The lakes are sunk in the brown clay and the slopes have all the creases of a belly. The photographer gave us the picture of me, my hair limp over the rail on the boat to Capri. “Good-by, Blue Grotte,” sang the boatman, “come again soo-oon.” And afterward tracing down the hot sinister shin of the Italian boot with the wind soughing around those eerie castles, the dead watching from up on those hills.

. . . This ship is nice, with our heels hitting the deck together. This is the blowy corner and each time we turn it I slant forward against the wind and pull my coat together without losing step with Dick. We are chanting nonsense:

 

“Oh--oh--oh--oh
Other flamingoes than me,
Oh--oh--oh--oh
Other flamingoes than me--”

 

Life is fun with Dick--the people in deck chairs look at us, and a woman is trying to hear what we are singing. Dick is tired of singing it, so go on alone, Dick. You will walk differently alone, dear, through a thicker atmosphere, forcing your way through the shadows of chairs, through the dripping smoke of the funnels. You will feel your own reflection sliding along the eyes of those who look at you. You are no longer insulated; but I suppose you must touch life in order to spring from it.

Sitting on the stanchion of this life-boat I look seaward and let my hair blow and shine. I am motionless against the sky and the boat is made to carry my form onward into the blue obscurity of the future, I am Pallas Athene carved reverently on the front of a galley. The waters are lapping in the public toilets and the agate green foliage of spray changes and complains about the stern.

. . . We travelled a lot that year--from WoolloomoolooBay to Biskra. On the edge of the Sahara we ran into a plague of locusts and the chauffeur explained kindly that they were bumble-bees. The sky was low at night, full of the presence of a strange and watchful God. Oh, the poor little naked Ouled Naïl; the night was noisy with drums from Senegal and flutes and whining camels, and the natives pattering about in shoes made of old automobile tires.

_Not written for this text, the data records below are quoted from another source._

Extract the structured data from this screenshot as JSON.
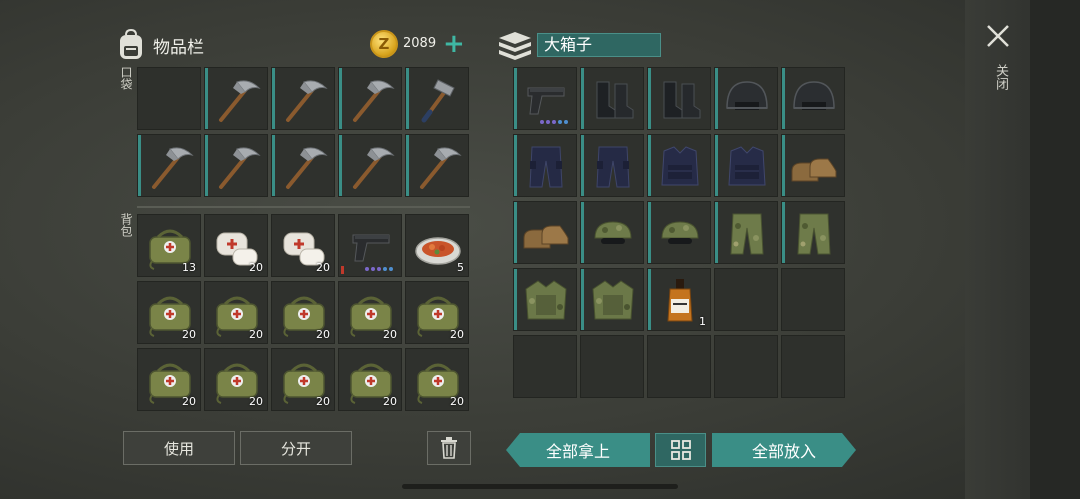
{
  "inventory": {
    "title": "物品栏",
    "currency_amount": "2089",
    "add_currency_symbol": "+",
    "pocket_label": "口袋",
    "backpack_label": "背包",
    "pocket_items": [
      {
        "icon": "empty-slot",
        "qty": ""
      },
      {
        "icon": "pickaxe-icon",
        "qty": ""
      },
      {
        "icon": "pickaxe-icon",
        "qty": ""
      },
      {
        "icon": "pickaxe-icon",
        "qty": ""
      },
      {
        "icon": "hammer-icon",
        "qty": ""
      },
      {
        "icon": "pickaxe-icon",
        "qty": ""
      },
      {
        "icon": "pickaxe-icon",
        "qty": ""
      },
      {
        "icon": "pickaxe-icon",
        "qty": ""
      },
      {
        "icon": "pickaxe-icon",
        "qty": ""
      },
      {
        "icon": "pickaxe-icon",
        "qty": ""
      }
    ],
    "backpack_items": [
      {
        "icon": "medkit-icon",
        "qty": "13"
      },
      {
        "icon": "bandage-icon",
        "qty": "20"
      },
      {
        "icon": "bandage-icon",
        "qty": "20"
      },
      {
        "icon": "pistol-icon",
        "qty": ""
      },
      {
        "icon": "food-plate-icon",
        "qty": "5"
      },
      {
        "icon": "medkit-icon",
        "qty": "20"
      },
      {
        "icon": "medkit-icon",
        "qty": "20"
      },
      {
        "icon": "medkit-icon",
        "qty": "20"
      },
      {
        "icon": "medkit-icon",
        "qty": "20"
      },
      {
        "icon": "medkit-icon",
        "qty": "20"
      },
      {
        "icon": "medkit-icon",
        "qty": "20"
      },
      {
        "icon": "medkit-icon",
        "qty": "20"
      },
      {
        "icon": "medkit-icon",
        "qty": "20"
      },
      {
        "icon": "medkit-icon",
        "qty": "20"
      },
      {
        "icon": "medkit-icon",
        "qty": "20"
      }
    ],
    "use_button": "使用",
    "split_button": "分开"
  },
  "container": {
    "name": "大箱子",
    "items": [
      {
        "icon": "pistol-icon",
        "qty": ""
      },
      {
        "icon": "boots-icon",
        "qty": ""
      },
      {
        "icon": "boots-icon",
        "qty": ""
      },
      {
        "icon": "helmet-icon",
        "qty": ""
      },
      {
        "icon": "helmet-icon",
        "qty": ""
      },
      {
        "icon": "pants-dark-icon",
        "qty": ""
      },
      {
        "icon": "pants-dark-icon",
        "qty": ""
      },
      {
        "icon": "vest-dark-icon",
        "qty": ""
      },
      {
        "icon": "vest-dark-icon",
        "qty": ""
      },
      {
        "icon": "shoes-brown-icon",
        "qty": ""
      },
      {
        "icon": "shoes-brown-icon",
        "qty": ""
      },
      {
        "icon": "cap-camo-icon",
        "qty": ""
      },
      {
        "icon": "cap-camo-icon",
        "qty": ""
      },
      {
        "icon": "pants-camo-icon",
        "qty": ""
      },
      {
        "icon": "pants-camo-icon",
        "qty": ""
      },
      {
        "icon": "jacket-camo-icon",
        "qty": ""
      },
      {
        "icon": "jacket-camo-icon",
        "qty": ""
      },
      {
        "icon": "whiskey-bottle-icon",
        "qty": "1"
      }
    ],
    "take_all_button": "全部拿上",
    "put_all_button": "全部放入"
  },
  "close_label": "关闭",
  "colors": {
    "accent_teal": "#3a8e86",
    "coin_gold": "#d7a21b",
    "ammo_dot_purple": "#7b68c9",
    "ammo_dot_blue": "#4f8fd0"
  }
}
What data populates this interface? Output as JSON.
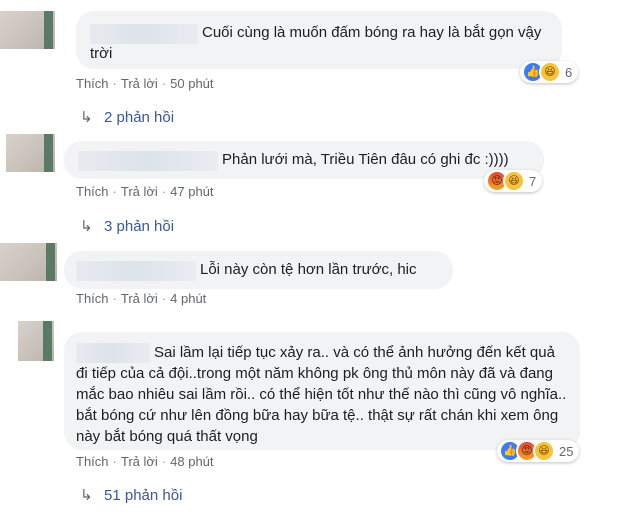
{
  "actions": {
    "like": "Thích",
    "reply": "Trả lời",
    "separator": "·"
  },
  "comments": [
    {
      "text": "Cuối cùng là muốn đấm bóng ra hay là bắt gọn vậy trời",
      "time": "50 phút",
      "reactions": [
        "like-icon",
        "haha-icon"
      ],
      "reaction_count": "6",
      "replies": "2 phản hồi"
    },
    {
      "text": "Phản lưới mà, Triều Tiên đâu có ghi đc :))))",
      "time": "47 phút",
      "reactions": [
        "angry-icon",
        "haha-icon"
      ],
      "reaction_count": "7",
      "replies": "3 phản hồi"
    },
    {
      "text": "Lỗi này còn tệ hơn lần trước, hic",
      "time": "4 phút"
    },
    {
      "text": "Sai lầm lại tiếp tục xảy ra.. và có thể ảnh hưởng đến kết quả đi tiếp của cả đội..trong một năm không pk ông thủ môn này đã và đang mắc bao nhiêu sai lầm rồi.. có thể hiện tốt như thế nào thì cũng vô nghĩa.. bắt bóng cứ như lên đồng bữa hay bữa tệ.. thật sự rất chán khi xem ông này bắt bóng quá thất vọng",
      "time": "48 phút",
      "reactions": [
        "like-icon",
        "angry-icon",
        "haha-icon"
      ],
      "reaction_count": "25",
      "replies": "51 phản hồi"
    }
  ]
}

But I was gone again by that time--trains and beaches they were all one. That was why he took me travelling but after my second child, my little girl, Topsy, was born everything got dark again.

. . . If I could get word to my husband who has seen fit to desert me here, to leave me in the hands of incompetents. You tell me my baby is black--that’s farcical, that’s very cheap. We went to Africa merely to see Timgad, since my principal interest in life is archeology. I am tired of knowing nothing and being reminded of it all the time.

. . . When I get well I want to be a fine person like you, Dick--I would study medicine except it’s too late. We must spend my money and have a house--I’m tired of apartments and waiting for you. You’re bored with Zurich and you can’t find time for writing here and you say that it’s a confession of weakness for a scientist not to write. And I’ll look over the whole field of knowledge and pick out something and really know about it, so I’ll have it to hang on to if I go to pieces again. You’ll help me, Dick, so I won’t feel so guilty. We’ll live near a warm beach where we can be brown and young together.

. . . This is going to be Dick’s work house. Oh, the idea came to us both at the same moment. We had passed Tarmes a dozen times and we rode up here and found the houses empty, except two stables. When we bought we acted through a Frenchman but the navy sent spies up here in no time when they found that Americans had bought part of a hill village. They looked for cannons all through the building material, and finally Baby had to twitch wires for us at the
Affaires Etrangères
in Paris.

No one comes to the Riviera in summer, so we expect to have a few guests and to work. There are some French people here--Mistinguet last week, surprised to find the hotel open, and Picasso and the man who wrote
Pas sur la Bouche.

. . . Dick, why did you register Mr. and Mrs. Diver instead of Doctor and Mrs. Diver? I just wondered--it just floated through my mind.--You’ve taught me that work is everything and I believe you. You used to say a man knows things and when he stops knowing things he’s like anybody else, and the thing is to get power before he stops knowing things. If you want to turn things topsy-turvy, all right, but must your Nicole follow you walking on her hands, darling?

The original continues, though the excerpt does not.